Tamura is a six-foot koala bear working in the office
of a pickle distribution company run by a rabbit. One day Tamura’s
girlfriend Yoko turns up dead, having been stabbed 30 times, and Tamura
becomes the main suspect. A letter turns up (apparently) from Yoko,
claiming she fears for her life because of Tamura’s abuse--of which
Tamura himself has no memory.
Yet Tamura begins to wonder if he is indeed the sadist
described in the letter, especially after he experiences horrific
nightmares in which Yukari arises from the dead and comes after him with
an axe, and he, with flashing red eyes, menaces his co-workers.

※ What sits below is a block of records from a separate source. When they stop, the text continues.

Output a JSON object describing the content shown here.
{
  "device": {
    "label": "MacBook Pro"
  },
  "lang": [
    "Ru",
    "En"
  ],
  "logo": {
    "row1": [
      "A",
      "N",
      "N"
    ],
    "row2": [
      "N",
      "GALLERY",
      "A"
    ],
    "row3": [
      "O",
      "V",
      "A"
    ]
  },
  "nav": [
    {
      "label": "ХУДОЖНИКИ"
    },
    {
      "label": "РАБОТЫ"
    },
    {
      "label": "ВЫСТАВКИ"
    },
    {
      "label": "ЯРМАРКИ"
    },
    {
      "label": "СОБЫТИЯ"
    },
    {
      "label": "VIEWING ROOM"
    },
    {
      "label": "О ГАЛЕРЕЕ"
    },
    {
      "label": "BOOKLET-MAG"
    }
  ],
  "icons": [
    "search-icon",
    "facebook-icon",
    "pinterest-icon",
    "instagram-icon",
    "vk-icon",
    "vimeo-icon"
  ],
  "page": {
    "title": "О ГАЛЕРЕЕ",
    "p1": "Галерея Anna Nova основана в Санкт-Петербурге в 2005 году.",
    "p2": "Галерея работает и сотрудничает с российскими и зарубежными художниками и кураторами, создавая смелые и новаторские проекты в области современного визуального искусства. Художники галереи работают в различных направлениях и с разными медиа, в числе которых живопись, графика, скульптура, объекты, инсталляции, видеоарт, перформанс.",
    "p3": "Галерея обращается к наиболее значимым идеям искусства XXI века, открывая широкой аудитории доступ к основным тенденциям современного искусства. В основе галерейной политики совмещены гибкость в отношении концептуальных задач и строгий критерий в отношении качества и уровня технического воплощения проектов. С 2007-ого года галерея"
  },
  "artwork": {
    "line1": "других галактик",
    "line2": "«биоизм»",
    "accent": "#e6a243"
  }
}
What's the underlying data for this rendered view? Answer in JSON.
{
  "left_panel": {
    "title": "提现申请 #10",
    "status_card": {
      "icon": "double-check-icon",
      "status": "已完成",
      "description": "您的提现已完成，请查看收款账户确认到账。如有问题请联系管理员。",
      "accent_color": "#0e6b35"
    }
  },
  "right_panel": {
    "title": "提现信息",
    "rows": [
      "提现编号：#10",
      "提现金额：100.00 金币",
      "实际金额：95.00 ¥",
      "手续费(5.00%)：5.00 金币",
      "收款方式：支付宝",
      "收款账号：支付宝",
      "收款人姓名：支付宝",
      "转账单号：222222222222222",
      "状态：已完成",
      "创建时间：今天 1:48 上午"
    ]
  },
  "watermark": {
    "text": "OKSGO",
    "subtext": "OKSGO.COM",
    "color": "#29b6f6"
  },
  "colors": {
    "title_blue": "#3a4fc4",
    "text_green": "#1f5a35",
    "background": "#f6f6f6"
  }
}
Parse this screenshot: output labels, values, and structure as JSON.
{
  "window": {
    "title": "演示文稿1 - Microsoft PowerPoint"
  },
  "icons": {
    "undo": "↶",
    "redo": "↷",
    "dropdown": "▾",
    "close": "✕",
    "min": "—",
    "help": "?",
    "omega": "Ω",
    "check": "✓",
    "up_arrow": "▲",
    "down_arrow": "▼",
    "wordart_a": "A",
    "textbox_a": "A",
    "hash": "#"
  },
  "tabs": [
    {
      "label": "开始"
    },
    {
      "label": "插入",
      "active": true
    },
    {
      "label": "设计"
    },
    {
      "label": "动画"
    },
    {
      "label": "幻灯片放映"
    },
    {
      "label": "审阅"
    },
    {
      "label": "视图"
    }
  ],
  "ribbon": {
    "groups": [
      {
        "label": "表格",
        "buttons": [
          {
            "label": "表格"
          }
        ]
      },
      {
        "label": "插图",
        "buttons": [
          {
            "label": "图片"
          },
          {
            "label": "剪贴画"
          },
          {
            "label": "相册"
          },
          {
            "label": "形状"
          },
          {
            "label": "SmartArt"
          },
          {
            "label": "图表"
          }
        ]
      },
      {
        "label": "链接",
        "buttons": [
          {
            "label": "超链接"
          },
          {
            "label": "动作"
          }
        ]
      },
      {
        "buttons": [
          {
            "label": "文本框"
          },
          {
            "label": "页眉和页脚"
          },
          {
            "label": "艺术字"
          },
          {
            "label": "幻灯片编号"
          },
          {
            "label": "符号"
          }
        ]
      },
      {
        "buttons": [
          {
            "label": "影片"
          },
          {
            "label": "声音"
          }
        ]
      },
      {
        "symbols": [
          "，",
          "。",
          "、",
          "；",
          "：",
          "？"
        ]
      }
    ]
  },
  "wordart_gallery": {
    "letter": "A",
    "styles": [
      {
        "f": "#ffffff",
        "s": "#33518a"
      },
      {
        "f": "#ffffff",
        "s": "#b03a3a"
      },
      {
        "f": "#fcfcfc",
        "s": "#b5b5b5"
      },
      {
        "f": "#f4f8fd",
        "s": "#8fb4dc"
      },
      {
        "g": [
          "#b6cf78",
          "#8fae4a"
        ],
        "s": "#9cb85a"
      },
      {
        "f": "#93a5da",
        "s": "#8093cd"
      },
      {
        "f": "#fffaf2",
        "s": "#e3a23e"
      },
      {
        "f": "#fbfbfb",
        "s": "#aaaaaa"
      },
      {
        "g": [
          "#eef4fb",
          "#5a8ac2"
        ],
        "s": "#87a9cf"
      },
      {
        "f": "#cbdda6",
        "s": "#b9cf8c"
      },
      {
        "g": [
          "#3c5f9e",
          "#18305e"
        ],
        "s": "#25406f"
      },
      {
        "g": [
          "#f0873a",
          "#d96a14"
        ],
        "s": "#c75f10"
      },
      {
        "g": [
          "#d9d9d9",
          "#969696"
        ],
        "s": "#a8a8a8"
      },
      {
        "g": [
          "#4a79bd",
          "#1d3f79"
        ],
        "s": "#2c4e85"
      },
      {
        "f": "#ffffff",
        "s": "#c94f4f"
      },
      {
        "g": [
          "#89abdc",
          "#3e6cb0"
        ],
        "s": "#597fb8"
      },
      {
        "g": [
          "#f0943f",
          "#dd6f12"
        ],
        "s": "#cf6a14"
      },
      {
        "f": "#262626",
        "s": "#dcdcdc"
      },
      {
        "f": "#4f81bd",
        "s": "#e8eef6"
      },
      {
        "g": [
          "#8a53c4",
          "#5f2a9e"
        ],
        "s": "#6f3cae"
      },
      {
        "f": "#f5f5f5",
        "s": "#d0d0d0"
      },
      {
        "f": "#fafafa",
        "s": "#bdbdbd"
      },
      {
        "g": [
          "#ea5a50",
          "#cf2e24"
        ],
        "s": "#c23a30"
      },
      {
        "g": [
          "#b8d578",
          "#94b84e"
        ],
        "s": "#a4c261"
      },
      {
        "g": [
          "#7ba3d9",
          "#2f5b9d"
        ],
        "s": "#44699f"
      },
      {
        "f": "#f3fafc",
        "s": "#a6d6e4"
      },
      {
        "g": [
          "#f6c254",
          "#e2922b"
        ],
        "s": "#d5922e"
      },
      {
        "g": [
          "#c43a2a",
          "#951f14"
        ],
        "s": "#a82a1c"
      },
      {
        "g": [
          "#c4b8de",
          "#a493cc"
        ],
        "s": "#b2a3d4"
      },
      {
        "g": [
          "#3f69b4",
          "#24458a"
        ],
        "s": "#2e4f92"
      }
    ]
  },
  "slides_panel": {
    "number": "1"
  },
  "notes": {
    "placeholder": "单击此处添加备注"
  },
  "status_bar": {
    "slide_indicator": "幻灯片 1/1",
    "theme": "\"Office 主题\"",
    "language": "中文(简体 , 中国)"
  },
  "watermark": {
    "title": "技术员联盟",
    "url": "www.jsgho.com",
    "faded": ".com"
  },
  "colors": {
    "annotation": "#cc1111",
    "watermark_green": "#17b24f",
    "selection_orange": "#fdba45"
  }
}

Upon
awakening one day Tamura finds the mutilated corpse of one of those very
co-workers at the foot of his bed.
Tamura is put in prison for the killing. There he’s
beaten savagely, starved and has more nightmares (of which there’s no
shortage in this movie). His friend, a frog convenience store clerk,
sends in a ferret with a set of keys to let Tamura out of his cell. But
there are powerful people who want him out of the picture, and will stop
at nothing to accomplish their goal!
As in THE CALAMARI WRESTLER, the aim here was to
insert guys in ridiculous animal costumes--a rabbit, frog and of course
koala--into a more-or-less straightforward drama, with the human
characters totally unfazed by the presence of these critters, or the
(apparently deliberate) cheapness of their costumes (note the visible
zippers!). This approach worked reasonably well in CALAMARI but not so
As a psychological drama EXECUTIVE KOALA fails: the
story is poorly developed and over-reliant on repetitive dream
sequences, while the title character is never as endearing as Kawasaki
seems to believe. As a surreal comedy (complete with campy music numbers
and a goofy martial arts sequence) the film also fails--in short, it’s
not serious or outrageous enough to succeed.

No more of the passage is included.